Astarth himself eschewed these gaudy touches; his own room was a haven of austerity and simplicity, with a simple linen bedspread, once white but now yellowed from age, a straight-backed chair and a dressing-table with the few grooming implements he owned arranged neatly on one side. It was not attractive, welcoming or seductive. It did not need to be. Astarth was not required to bring anyhar here for intimacies, either paid or otherwise, and he did not.

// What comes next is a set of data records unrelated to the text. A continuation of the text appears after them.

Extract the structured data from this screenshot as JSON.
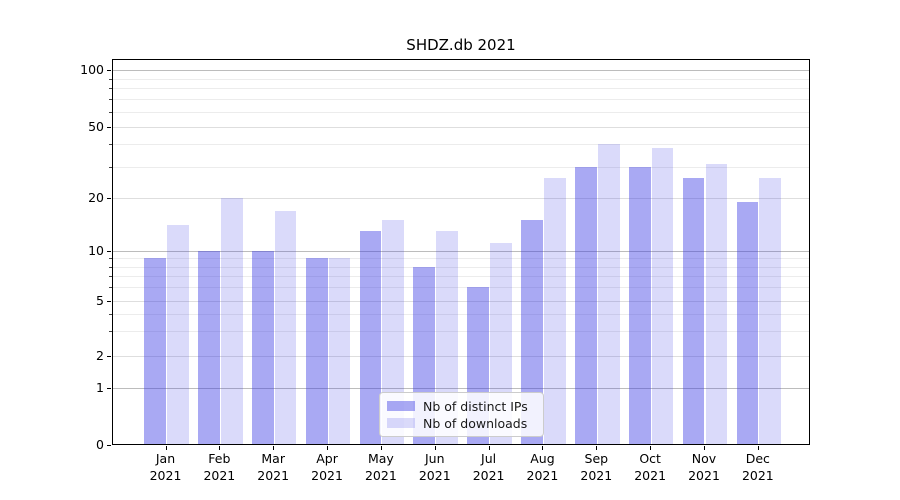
{
  "chart_data": {
    "type": "bar",
    "title": "SHDZ.db 2021",
    "year": "2021",
    "months": [
      "Jan",
      "Feb",
      "Mar",
      "Apr",
      "May",
      "Jun",
      "Jul",
      "Aug",
      "Sep",
      "Oct",
      "Nov",
      "Dec"
    ],
    "categories": [
      "Jan 2021",
      "Feb 2021",
      "Mar 2021",
      "Apr 2021",
      "May 2021",
      "Jun 2021",
      "Jul 2021",
      "Aug 2021",
      "Sep 2021",
      "Oct 2021",
      "Nov 2021",
      "Dec 2021"
    ],
    "series": [
      {
        "name": "Nb of distinct IPs",
        "color": "rgba(60,60,228,0.44)",
        "color_hex": "#a9a9f3",
        "values": [
          9,
          10,
          10,
          9,
          13,
          8,
          6,
          15,
          30,
          30,
          26,
          19
        ]
      },
      {
        "name": "Nb of downloads",
        "color": "rgba(60,60,228,0.19)",
        "color_hex": "#dadafa",
        "values": [
          14,
          20,
          17,
          9,
          15,
          13,
          11,
          26,
          40,
          38,
          31,
          26
        ]
      }
    ],
    "y_axis": {
      "scale": "symlog",
      "tick_labels": [
        "0",
        "1",
        "2",
        "5",
        "10",
        "20",
        "50",
        "100"
      ],
      "ticks": [
        0,
        1,
        2,
        5,
        10,
        20,
        50,
        100
      ],
      "power_of_ten_gridlines": [
        1,
        10,
        100
      ],
      "labeled_gridlines": [
        2,
        5,
        20,
        50
      ],
      "minor_gridlines": [
        3,
        4,
        6,
        7,
        8,
        9,
        30,
        40,
        60,
        70,
        80,
        90
      ],
      "ylim": [
        0,
        115
      ]
    },
    "legend": {
      "position": "lower center"
    },
    "grid": true,
    "colors": {
      "major_grid": "#bcbcbc",
      "labeled_grid": "#dedede",
      "minor_grid": "#ececec",
      "spine": "#000000"
    }
  }
}
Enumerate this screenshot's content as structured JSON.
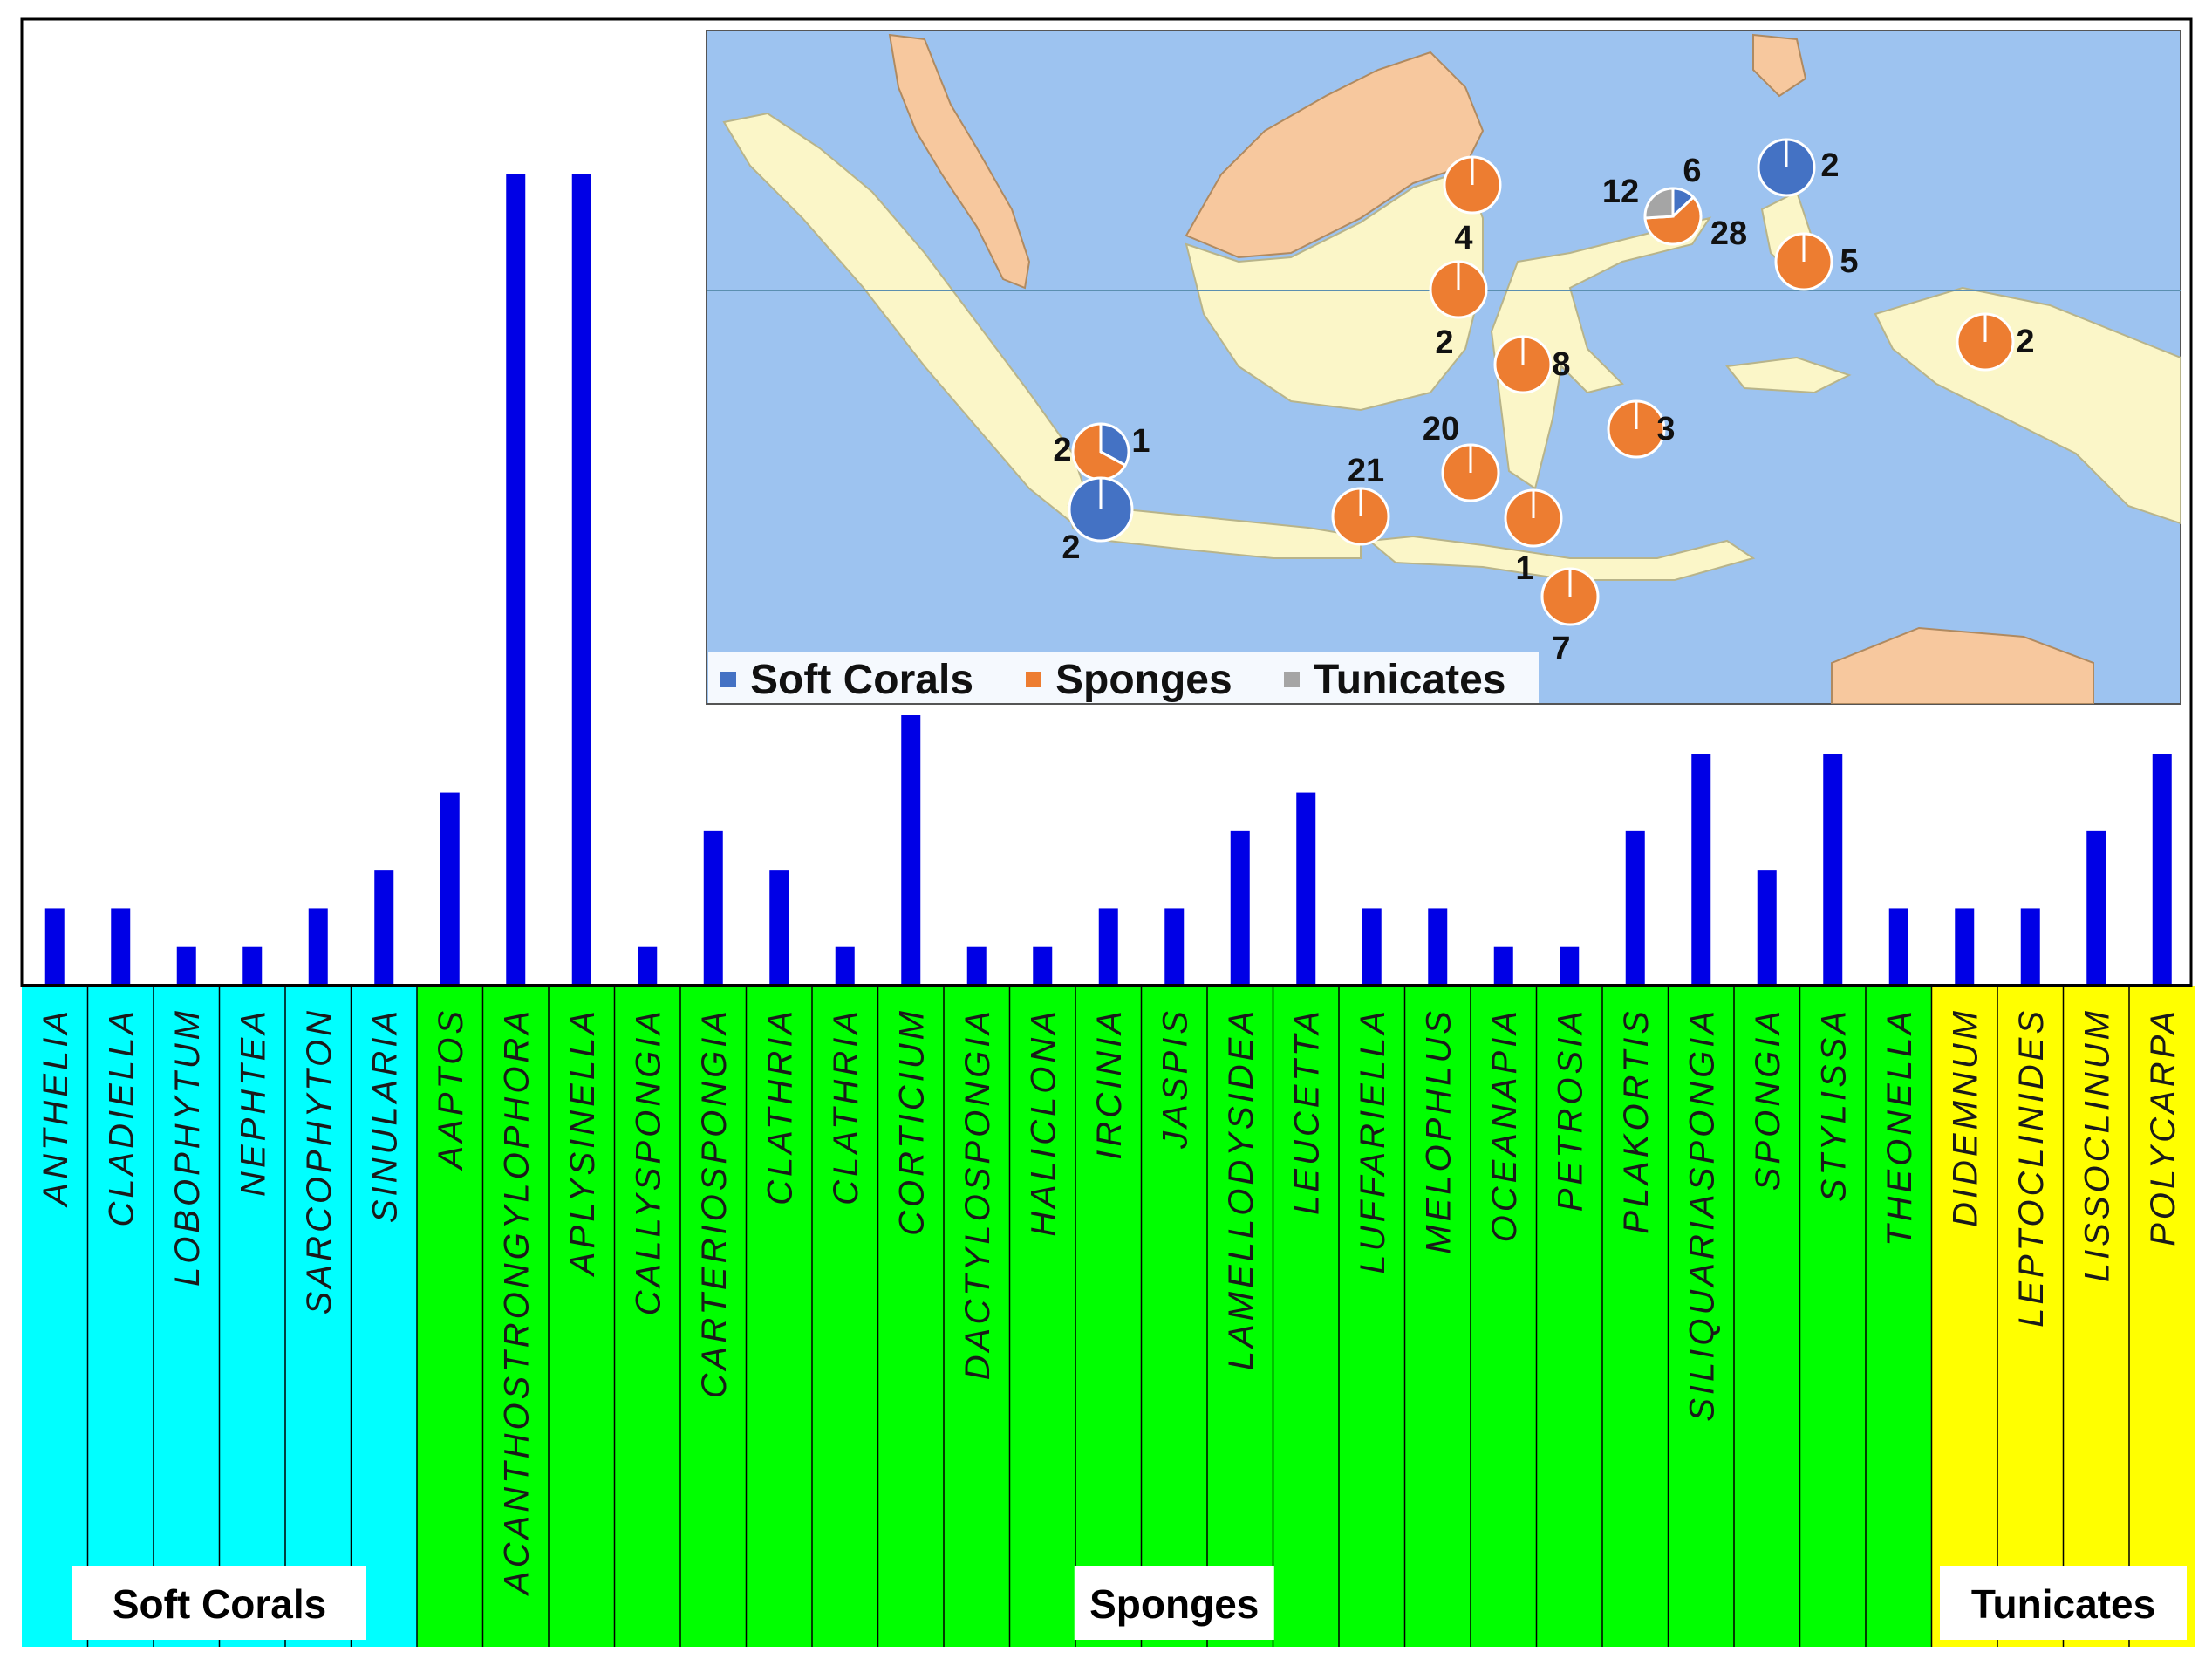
{
  "chart_data": {
    "type": "bar",
    "title": "",
    "xlabel": "",
    "ylabel": "",
    "ylim": [
      0,
      21
    ],
    "grid": false,
    "categories": [
      "ANTHELIA",
      "CLADIELLA",
      "LOBOPHYTUM",
      "NEPHTEA",
      "SARCOPHYTON",
      "SINULARIA",
      "AAPTOS",
      "ACANTHOSTRONGYLOPHORA",
      "APLYSINELLA",
      "CALLYSPONGIA",
      "CARTERIOSPONGIA",
      "CLATHRIA",
      "CLATHRIA",
      "CORTICIUM",
      "DACTYLOSPONGIA",
      "HALICLONA",
      "IRCINIA",
      "JASPIS",
      "LAMELLODYSIDEA",
      "LEUCETTA",
      "LUFFARIELLA",
      "MELOPHLUS",
      "OCEANAPIA",
      "PETROSIA",
      "PLAKORTIS",
      "SILIQUARIASPONGIA",
      "SPONGIA",
      "STYLISSA",
      "THEONELLA",
      "DIDEMNUM",
      "LEPTOCLINIDES",
      "LISSOCLINUM",
      "POLYCARPA"
    ],
    "values": [
      2,
      2,
      1,
      1,
      2,
      3,
      5,
      21,
      21,
      1,
      4,
      3,
      1,
      7,
      1,
      1,
      2,
      2,
      4,
      5,
      2,
      2,
      1,
      1,
      4,
      6,
      3,
      6,
      2,
      2,
      2,
      4,
      6
    ],
    "groups": [
      {
        "name": "Soft Corals",
        "start": 0,
        "end": 5,
        "color": "#00ffff"
      },
      {
        "name": "Sponges",
        "start": 6,
        "end": 28,
        "color": "#00ff00"
      },
      {
        "name": "Tunicates",
        "start": 29,
        "end": 32,
        "color": "#ffff00"
      }
    ],
    "bar_color": "#0000e6",
    "inset_map": {
      "legend": [
        {
          "name": "Soft Corals",
          "color": "#4472c4"
        },
        {
          "name": "Sponges",
          "color": "#ed7d31"
        },
        {
          "name": "Tunicates",
          "color": "#a5a5a5"
        }
      ],
      "legend_placement": "bottom-left",
      "sites": [
        {
          "labels": [
            "4"
          ],
          "fractions": {
            "soft_corals": 0,
            "sponges": 1,
            "tunicates": 0
          }
        },
        {
          "labels": [
            "12",
            "6",
            "28"
          ],
          "fractions": {
            "soft_corals": 0.13,
            "sponges": 0.61,
            "tunicates": 0.26
          }
        },
        {
          "labels": [
            "2"
          ],
          "fractions": {
            "soft_corals": 1,
            "sponges": 0,
            "tunicates": 0
          }
        },
        {
          "labels": [
            "5"
          ],
          "fractions": {
            "soft_corals": 0,
            "sponges": 1,
            "tunicates": 0
          }
        },
        {
          "labels": [
            "2"
          ],
          "fractions": {
            "soft_corals": 0,
            "sponges": 1,
            "tunicates": 0
          }
        },
        {
          "labels": [
            "8"
          ],
          "fractions": {
            "soft_corals": 0,
            "sponges": 1,
            "tunicates": 0
          }
        },
        {
          "labels": [
            "2"
          ],
          "fractions": {
            "soft_corals": 0,
            "sponges": 1,
            "tunicates": 0
          }
        },
        {
          "labels": [
            "2",
            "1"
          ],
          "fractions": {
            "soft_corals": 0.33,
            "sponges": 0.67,
            "tunicates": 0
          }
        },
        {
          "labels": [
            "2"
          ],
          "fractions": {
            "soft_corals": 1,
            "sponges": 0,
            "tunicates": 0
          }
        },
        {
          "labels": [
            "21"
          ],
          "fractions": {
            "soft_corals": 0,
            "sponges": 1,
            "tunicates": 0
          }
        },
        {
          "labels": [
            "20"
          ],
          "fractions": {
            "soft_corals": 0,
            "sponges": 1,
            "tunicates": 0
          }
        },
        {
          "labels": [
            "1"
          ],
          "fractions": {
            "soft_corals": 0,
            "sponges": 1,
            "tunicates": 0
          }
        },
        {
          "labels": [
            "3"
          ],
          "fractions": {
            "soft_corals": 0,
            "sponges": 1,
            "tunicates": 0
          }
        },
        {
          "labels": [
            "7"
          ],
          "fractions": {
            "soft_corals": 0,
            "sponges": 1,
            "tunicates": 0
          }
        }
      ]
    }
  },
  "colors": {
    "ocean": "#9dc3f0",
    "land": "#fbf6c8",
    "land_other": "#f7c89e"
  }
}
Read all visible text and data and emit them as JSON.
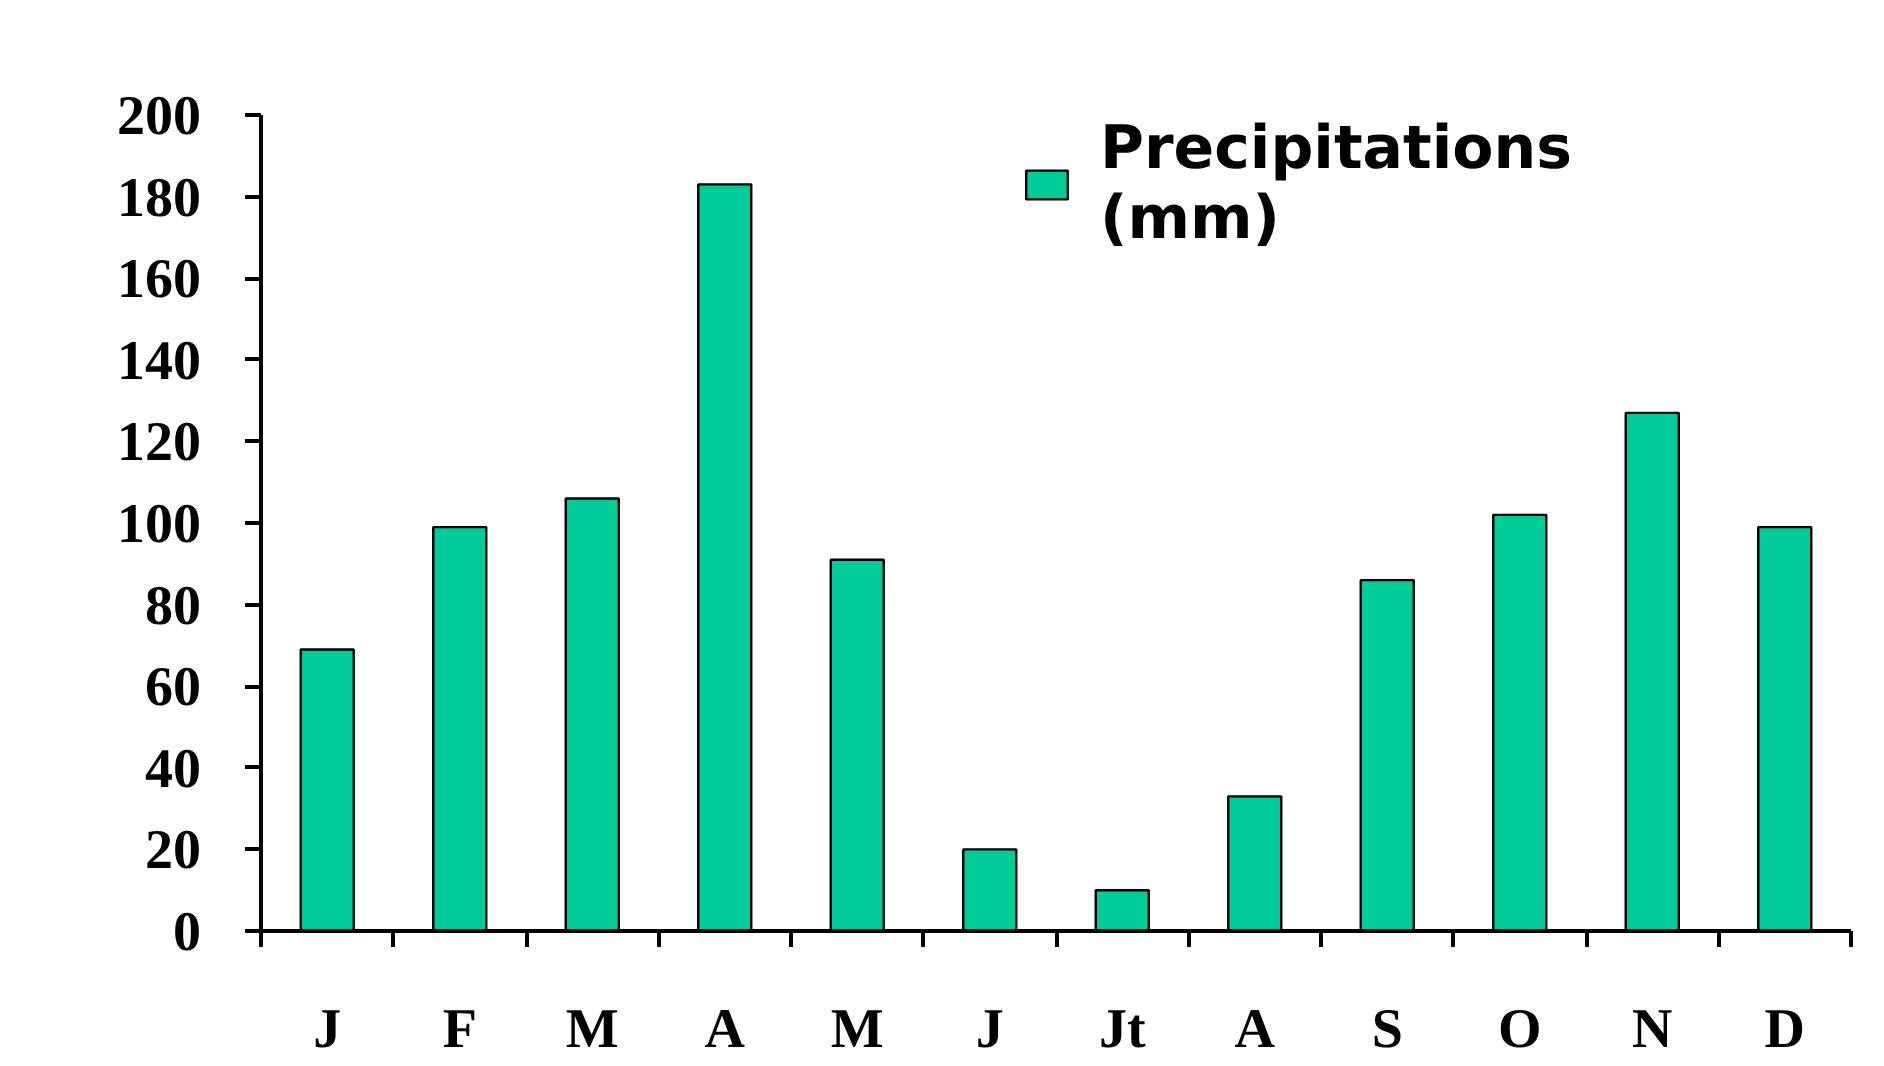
{
  "chart_data": {
    "type": "bar",
    "categories": [
      "J",
      "F",
      "M",
      "A",
      "M",
      "J",
      "Jt",
      "A",
      "S",
      "O",
      "N",
      "D"
    ],
    "series": [
      {
        "name": "Precipitations (mm)",
        "color": "#00cc99",
        "values": [
          69,
          99,
          106,
          183,
          91,
          20,
          10,
          33,
          86,
          102,
          127,
          99
        ]
      }
    ],
    "ylim": [
      0,
      200
    ],
    "yticks": [
      0,
      20,
      40,
      60,
      80,
      100,
      120,
      140,
      160,
      180,
      200
    ],
    "grid": false,
    "legend": "top right"
  }
}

Nevertheless, as befitted his new position of owner of Piristil, he decided to add something in the way of a personal touch to his space. There was a shop in Fallsend which sold second-hand bric-a-brac; ornaments and objects d’art, tall candlesticks and silver-framed mirrors; coloured glass perfume bottles with faceted stoppers reflecting the light, and banded crystals with healing properties. At the very back of the shop there was a painting. Not a crude work, as was commonly found in these parts, but something which spoke of an artist with some skill and affinity for his subject. It depicted a white palace on a hill, whose soft, water-colour spires seemed to merge with the hazy, cloudless sky. Up close, it was an abstract smudge of pigments — whites and greys and ochres and blues. It was only when viewed from a distance that the outline of the palace appeared and took shape.